What to Expect with Standing Enucleations

While severe equine eye injuries or disorders can be gruesome in appearance, they generally aren't life-threatening. Thanks to medical and technological advances, veterinarians can now treat eye issues more effectively than they have in the past. But if treatment fails, veterinarians also have the option of removing the eye without the risks associated with general anesthesia using a procedure called a standing enucleation.
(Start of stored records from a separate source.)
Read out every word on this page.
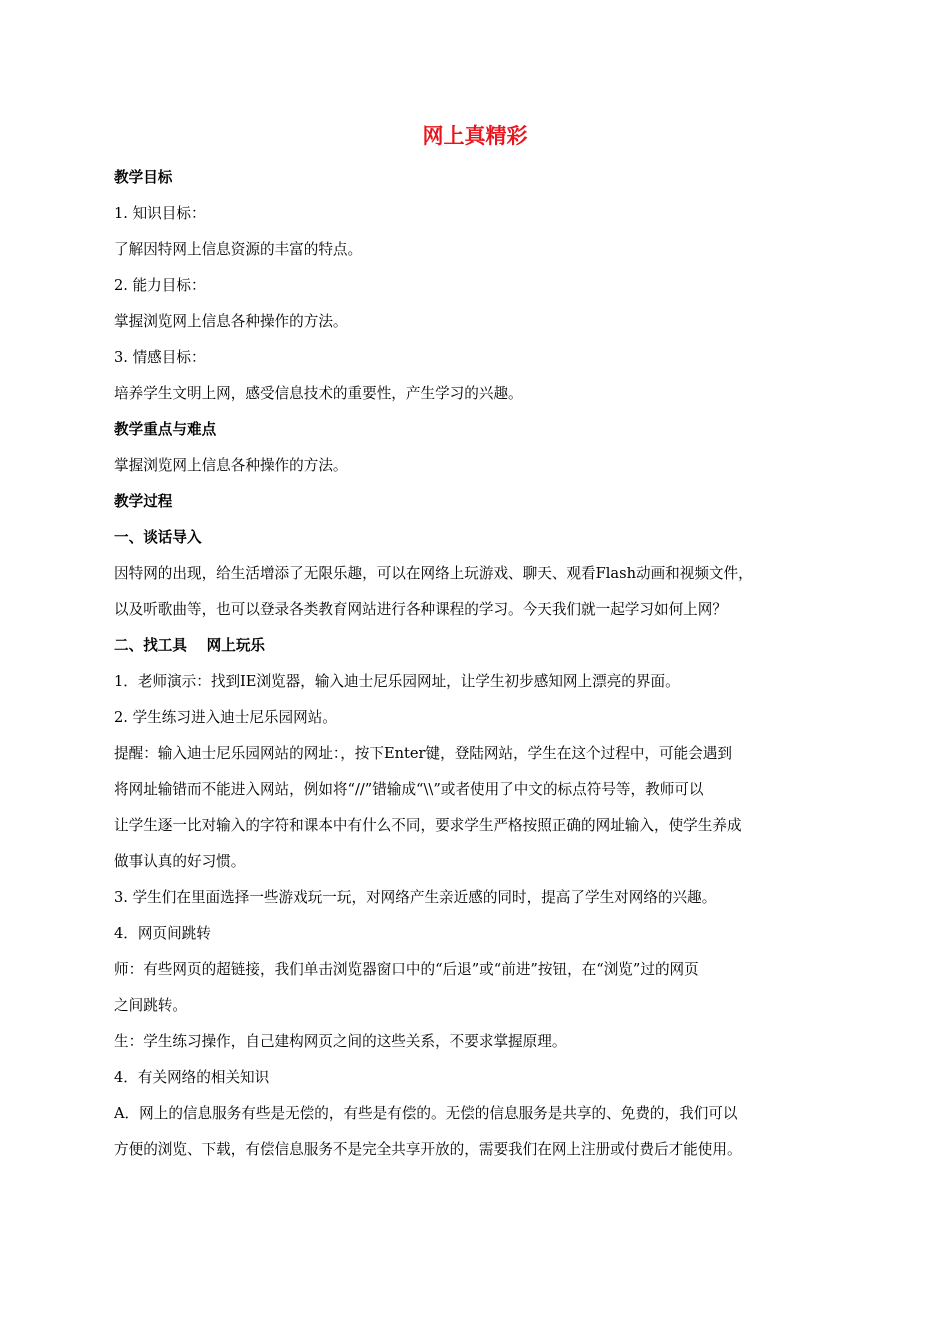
网上真精彩
教学目标
1. 知识目标：
了解因特网上信息资源的丰富的特点。
2. 能力目标：
掌握浏览网上信息各种操作的方法。
3. 情感目标：
培养学生文明上网，感受信息技术的重要性，产生学习的兴趣。
教学重点与难点
掌握浏览网上信息各种操作的方法。
教学过程
一、谈话导入
因特网的出现，给生活增添了无限乐趣，可以在网络上玩游戏、聊天、观看Flash动画和视频文件，
以及听歌曲等，也可以登录各类教育网站进行各种课程的学习。今天我们就一起学习如何上网？
二、找工具　 网上玩乐
1．老师演示：找到IE浏览器，输入迪士尼乐园网址，让学生初步感知网上漂亮的界面。
2. 学生练习进入迪士尼乐园网站。
提醒：输入迪士尼乐园网站的网址：，按下Enter键，登陆网站，学生在这个过程中，可能会遇到
将网址输错而不能进入网站，例如将“//”错输成“\\”或者使用了中文的标点符号等，教师可以
让学生逐一比对输入的字符和课本中有什么不同，要求学生严格按照正确的网址输入，使学生养成
做事认真的好习惯。
3. 学生们在里面选择一些游戏玩一玩，对网络产生亲近感的同时，提高了学生对网络的兴趣。
4．网页间跳转
师：有些网页的超链接，我们单击浏览器窗口中的“后退”或“前进”按钮，在“浏览”过的网页
之间跳转。
生：学生练习操作，自己建构网页之间的这些关系，不要求掌握原理。
4．有关网络的相关知识
A．网上的信息服务有些是无偿的，有些是有偿的。无偿的信息服务是共享的、免费的，我们可以
方便的浏览、下载，有偿信息服务不是完全共享开放的，需要我们在网上注册或付费后才能使用。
At the 2013 American Association of Equine Practitioners' Convention, held Dec. 7-11 in Nashville, Tenn., Wendy Townsend, DVM, MS, Dipl. ACVO, assistant professor of ophthalmology at the Purdue University College of Veterinary Medicine, reviewed how to perform a standing enucleation and what to expect.

Townsend said the standing eye removal surgery is a reasonable alternative to enucleations performed under general anesthesia, but case selection is critical to success—not every horse is a good candidate for this procedure. The standing procedure could benefit large, lame, or geriatric horses that could be at-risk for complications when recovering from general anesthesia, she said. Case selection should also take into account the horse's temperament (calmer is better), the degree of discomfort (less painful eyes are better), and the extent of surgery (procedures involving resection and reconstruction—such as eye removals related to neoplasia, or tumors—aren't good candidates for the standing procedure), she added.

Next, Townsend reviewed with veterinarians some key points to consider when removing an eye in a standing, sedated horse:

  • Place the horse in stocks and use a head rest (which can be something as simple as a trash can under a foam anesthesia pad or hay bales covered in towels). Also, ensure the horse's halter is well-padded to prevent pressure points and potential nerve damage during sedation.
  • Before beginning the procedure, administer the appropriate medications. Townsend said she administers flunixin meglumine (a non-steroidal anti-inflammatory drug), gentamicin (an antibiotic), and potassium penicillin (another antibiotic) prior to surgery, as well as a bolus of detomidine (a sedative) and butorphanol (a pain reliever). She added that the horse might need additional detomidine throughout surgery to remain adequately sedated.
  • Next, veterinarians should administer the local anesthetics and nerve blocks prior to surgery. Townsend reviewed how and where to administer the injections with the veterinary audience.
  • Finally, the veterinarian can perform the enucleation. Townsend stressed that practitioners should ensure the entire eye globe and associated structures are removed from the horse's skull before closing the incision and applying post-operative dressing.

After surgery, Townsend recommended maintaining the horse on flunixin meglumine for three to five days after surgery and antibiotics, as needed. The post-operative dressing will remain in place for a day after the procedure, and the sutures are removed 10-14 days after surgery.

Townsend noted that complications are rare, and she has not experienced any in her practice.

She also noted that results from one study suggested that a standing enucleation costs about 66% as much as enucleation performed under general anesthesia.

"Performing an enucleation in the standing horse is straightforward and allows the surgeon to avoid the potential complications associated with general anesthesia," Townsend concluded, noting that she prefers the standing procedure unless there are mitigating factors.

Disclaimer: Seek the advice of a qualified veterinarian before proceeding with any diagnosis, treatment, or therapy.